Earlier this year I was invited by the National Bank of Canada to be a part of a team interviewing senior women leaders in some of Canada’s top family-owned firms. We travelled to Vancouver, Calgary, and Toronto for interviews, and also met with women in Montreal. Three elements that contribute to the success of family businesses struck me based on these interviews and other interviews of family members which I have conducted as part of McGill University’s CEO Insights MBA class.
The work our team undertook went toward the Fall 2020 edition of the National Bank’s Family Advantage report. This report aims to elucidate the inherent advantages of family-owned companies through an analysis of 38 Canadian corporations under family or founder control. The report clearly demonstrates superior long-term performance of publicly-traded Canadian family businesses. The report’s insights rely upon the NBC Canadian Family Index, calculated by S&P Dow Jones Indices, which tracks and measures the performance of Canadian companies controlled by families and founders against the S&P/TSX Composite Index, the leading Canadian stock market index.
Over the past 15 years, the NBC Canadian Family Total Return Index has registered an absolute return of 180.9% compared to 140.5% for the S&P/TSX Composite Total Return Index—or 7.1% compared to 6.0% in annualized terms. Public or private family-owned businesses are united by their long-term vision and their interest in maintaining their perenniality and fostering sustained growth from generation to generation. They generate long-term competitive advantages not only for their shareholders, but also for a multitude of stakeholders such as their employees, suppliers, and customers, which is beneficial for the economy and community in general.
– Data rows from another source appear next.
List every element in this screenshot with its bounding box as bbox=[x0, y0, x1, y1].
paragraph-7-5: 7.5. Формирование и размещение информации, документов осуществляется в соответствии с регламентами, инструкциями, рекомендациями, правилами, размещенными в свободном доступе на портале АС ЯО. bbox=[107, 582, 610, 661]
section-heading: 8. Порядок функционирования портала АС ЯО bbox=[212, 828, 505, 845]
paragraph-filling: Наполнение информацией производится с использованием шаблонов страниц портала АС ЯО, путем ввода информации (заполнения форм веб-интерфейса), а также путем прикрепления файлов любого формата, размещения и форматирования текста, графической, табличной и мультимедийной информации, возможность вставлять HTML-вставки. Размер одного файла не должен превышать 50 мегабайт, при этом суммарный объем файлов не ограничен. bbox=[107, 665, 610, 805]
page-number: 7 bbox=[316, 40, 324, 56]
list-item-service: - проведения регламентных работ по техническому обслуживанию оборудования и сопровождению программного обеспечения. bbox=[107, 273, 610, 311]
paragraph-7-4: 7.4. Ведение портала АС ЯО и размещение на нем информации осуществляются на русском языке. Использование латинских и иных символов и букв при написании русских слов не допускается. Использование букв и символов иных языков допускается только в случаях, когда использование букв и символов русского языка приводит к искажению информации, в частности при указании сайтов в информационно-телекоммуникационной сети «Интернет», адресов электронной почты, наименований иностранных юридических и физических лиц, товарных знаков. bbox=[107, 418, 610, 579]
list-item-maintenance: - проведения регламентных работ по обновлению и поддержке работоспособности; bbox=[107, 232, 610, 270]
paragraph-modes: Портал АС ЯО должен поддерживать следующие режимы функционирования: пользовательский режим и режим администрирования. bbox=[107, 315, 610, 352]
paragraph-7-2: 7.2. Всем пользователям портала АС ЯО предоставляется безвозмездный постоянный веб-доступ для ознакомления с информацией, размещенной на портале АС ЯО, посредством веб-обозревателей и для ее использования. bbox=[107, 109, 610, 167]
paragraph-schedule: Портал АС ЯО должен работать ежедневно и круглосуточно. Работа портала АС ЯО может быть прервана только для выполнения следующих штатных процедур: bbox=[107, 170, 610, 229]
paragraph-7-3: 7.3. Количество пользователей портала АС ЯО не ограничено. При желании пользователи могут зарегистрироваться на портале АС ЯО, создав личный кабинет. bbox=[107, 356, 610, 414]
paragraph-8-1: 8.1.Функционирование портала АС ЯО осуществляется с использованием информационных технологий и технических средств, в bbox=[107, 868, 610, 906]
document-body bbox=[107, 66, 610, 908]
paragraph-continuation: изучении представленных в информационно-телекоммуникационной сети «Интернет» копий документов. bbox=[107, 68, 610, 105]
Family businesses create an environment conducive to the emergence of women in senior management positions. The analysis featured in the report shows that 13% of CEOs of NBC Canadian Family Index companies are women versus 5% for the S&P/TSX Composite. For director positions, this percentage is 28% for the Family Index compared to 18% on average at Canadian companies.
This year, the publication features the perspectives of nine business leaders whose companies are shaping the Canadian economy: Jenny Coco, CEO of Coco Paving; Sarah Davis, president of Loblaw; Stephany Fier, vice-president of Silvercrest Metals; Christiane Germain, CEO of Groupe Germain; Julie Godin executive vice-president of CGI; Linda Hasenfratz, CEO of Linamar Corporation; Madeleine Paquin, CEO of Logistec; Maureen Sabia, Chairman of the Canadian Tire Corporation’s Board; and Nancy Southern, CEO of ATCO/Canadian Utilities.
The first key takeaway from the team’s interviews with these women, was that for many of these firms mothers and fathers were effectively co-CEOs when the businesses were founded. The man would most likely be given the title of president, but women played a very important role in getting the business off the ground. Thankfully, things are different today.
The second insight is that the children growing up in these families received a “kitchen table MBA.” In virtually all of these families the mother and father discussed the business at the kitchen table and their offspring were exposed to thousands of conversations about the business and its growing pains. As I did with my Dad, they often went to work with their parents. The women we spoke to told us stories about pitching in, sweeping the floor in the factory and other mundane tasks. The job had to be done of course, but it also enabled them to learn about the business from the ground up and even taught them a little humility.
Thirdly, the parents saw their children grow up, and so generally, there was little surprise about who would want to go into the business and who wanted to be a musician, a dancer, or a doctor. Generally, by the time their children were in their 20s it was fairly clear who was destined for the business. Of course, sometimes things would change later life. The second or third generation seems to have felt the pressure of being accused of nepotism. This fear drove them work harder at earning any position in the firm. Today, at least in the U.S. and Canada, girls have as much chance of rising to the top as boys do. The women we interviewed for the National Bank’s report have clearly succeeded.
In theory, and I believe in practice, family firms often take a longer view. They aren’t as worried by quarterly results as opposed to the long-term future, when their children and grandchildren will be running or at least overseeing the business. They are also often better custodians of an honest corporate culture that reflects their family values. The average CEO tenure at these family-owned businesses is 13 years, versus 4.6 years for CEOs of large U.S. companies. Once the family commits to a CEO, who is frequently a non-family member according to our findings, they stick with them and their strategy, tending to lead to superior results.